I tried using different Render Target format, but no dice Alpha still looks different compared to my Blue Channel…
Did I mess up something when I inverted the Alpha or is this an engine thing t(his is on UE4.23)?
Sooo has anyone else encountered this?
Anyone know a fix?

Any help will be suuuper appreciated!

So I did some more digging and it looks like the problem is not with the Render Target or the Blueprint, but with the material that is being rendered,
I decided to have a look at some of the debug values going in and sure enough I noticed some strange things… namely my alpha values were immediately different to my green channel values.
I know because of the setup that the numbers are a mess, but the red and blue channels show an identical mess - so it looks like something happened to the values as soon as they were appended to the Alpha Channel?


So I tested both float 2 values that went into the float 4 for my own sanity

So I also did some digging around and a similar issue seems to happen with textures when packed into the Alpha channel… so much so that you’d need to make some math adjustments while eyeballing it (and I did test the mentioned fix of adding a Power of 0.55 no dice… and also another post that suggested a Power of 2.2 - that was really wrong)
https://answers.unrealengine.com/questions/50468/view.html

If anyone is wondering why such precision in needed, my main reason is Compute Shaders - being able to pack more data into an RGBA image and then read it properly can go pretty far in optimizing performance - but yah getting accurate packed textures would be nice too I guess :stuck_out_tongue:

So this is starting to look more and more like a bug unless I am doing something wrong on my end - if someone can recreate this on their end (or better yet do this and get the correct results) please let me know!

Just a little update. If you’ve encountered this and are losing your mind - this appears to be a bug which you can now track here: Unreal Engine Issues and Bug Tracker (UE-100558)

The result you got is totally expected and correct operation of AlphaComposite blend mode. Not sure why you’d think it is a bug.

I’ll admit I’m not 100% familiar with the AlphaComposite blend mode, but I first noticed the issue when using it so that’s where I started with the initial post.
Later tests in the material editor showed the same results regardless of the bled mode - textures and gradients appended in the alpha channel always look a bit off, they have their values shifted a bit?
Like in the final image you can see that the green channel from the textures coordinate node is appended in both the greed and alpha channels, but the debug view shows different values for it in both in contrast when the red channel is appended to the red and blue channels it shows the same values. It looks like it might be some compression thing but I haven’t really managed to find any info on it.
Any ideas if this is normal?

Alpha component value, displayed through debug material function, is located lower than green value, and therefore will have higher value of G component of texcoord.

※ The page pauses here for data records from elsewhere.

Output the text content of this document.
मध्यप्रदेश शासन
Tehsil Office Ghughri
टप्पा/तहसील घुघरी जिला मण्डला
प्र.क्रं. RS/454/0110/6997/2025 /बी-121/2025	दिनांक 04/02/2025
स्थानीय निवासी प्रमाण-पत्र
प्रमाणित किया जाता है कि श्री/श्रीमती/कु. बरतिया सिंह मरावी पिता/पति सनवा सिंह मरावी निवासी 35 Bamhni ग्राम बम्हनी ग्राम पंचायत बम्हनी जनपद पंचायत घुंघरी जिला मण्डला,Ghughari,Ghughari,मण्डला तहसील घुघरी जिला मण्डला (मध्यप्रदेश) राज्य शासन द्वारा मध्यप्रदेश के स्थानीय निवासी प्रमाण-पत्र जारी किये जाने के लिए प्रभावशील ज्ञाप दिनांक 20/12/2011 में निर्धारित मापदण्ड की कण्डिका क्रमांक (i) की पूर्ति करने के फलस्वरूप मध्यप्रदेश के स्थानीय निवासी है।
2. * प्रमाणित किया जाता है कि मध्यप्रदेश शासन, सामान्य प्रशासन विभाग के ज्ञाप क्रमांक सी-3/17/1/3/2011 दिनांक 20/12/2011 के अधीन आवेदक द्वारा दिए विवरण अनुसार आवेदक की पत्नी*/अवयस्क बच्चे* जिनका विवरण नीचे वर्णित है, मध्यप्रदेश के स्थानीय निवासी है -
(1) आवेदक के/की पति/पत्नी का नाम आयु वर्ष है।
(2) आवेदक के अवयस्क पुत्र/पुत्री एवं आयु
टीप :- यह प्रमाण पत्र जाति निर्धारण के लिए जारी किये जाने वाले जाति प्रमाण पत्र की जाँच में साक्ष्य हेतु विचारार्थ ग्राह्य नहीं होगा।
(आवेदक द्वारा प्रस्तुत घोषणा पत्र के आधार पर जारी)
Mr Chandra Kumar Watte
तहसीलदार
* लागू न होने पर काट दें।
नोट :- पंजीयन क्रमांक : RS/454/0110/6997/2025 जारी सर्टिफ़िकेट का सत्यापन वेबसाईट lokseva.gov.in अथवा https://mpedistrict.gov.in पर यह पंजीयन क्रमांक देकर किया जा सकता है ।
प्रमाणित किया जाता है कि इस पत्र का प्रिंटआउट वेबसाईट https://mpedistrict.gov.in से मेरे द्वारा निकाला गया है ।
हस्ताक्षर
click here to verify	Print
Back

Ahhh $#!%@ Where were you a few months ago!?
Yup it do be like that! So my second post is all wrong then :stuck_out_tongue:

While you are here… any idea how I can get a blueprint to draw a material with an opacity texture onto a render correctly? From what I’ve seen so far you have to use the Alpha Composite blend mode or else the alpha will not be rendered at all, but as you see when used it, gradients and values come a bit off.
You mentioned that the value change is “expected” - how so? And is there any way to correct or account for it?
I looked around quite a bit for info on this so any help will be suuuuper appreciated!

Set material domain to post process, enable alpha output. Note, that it will still limit your opacity to 0 - 1 range.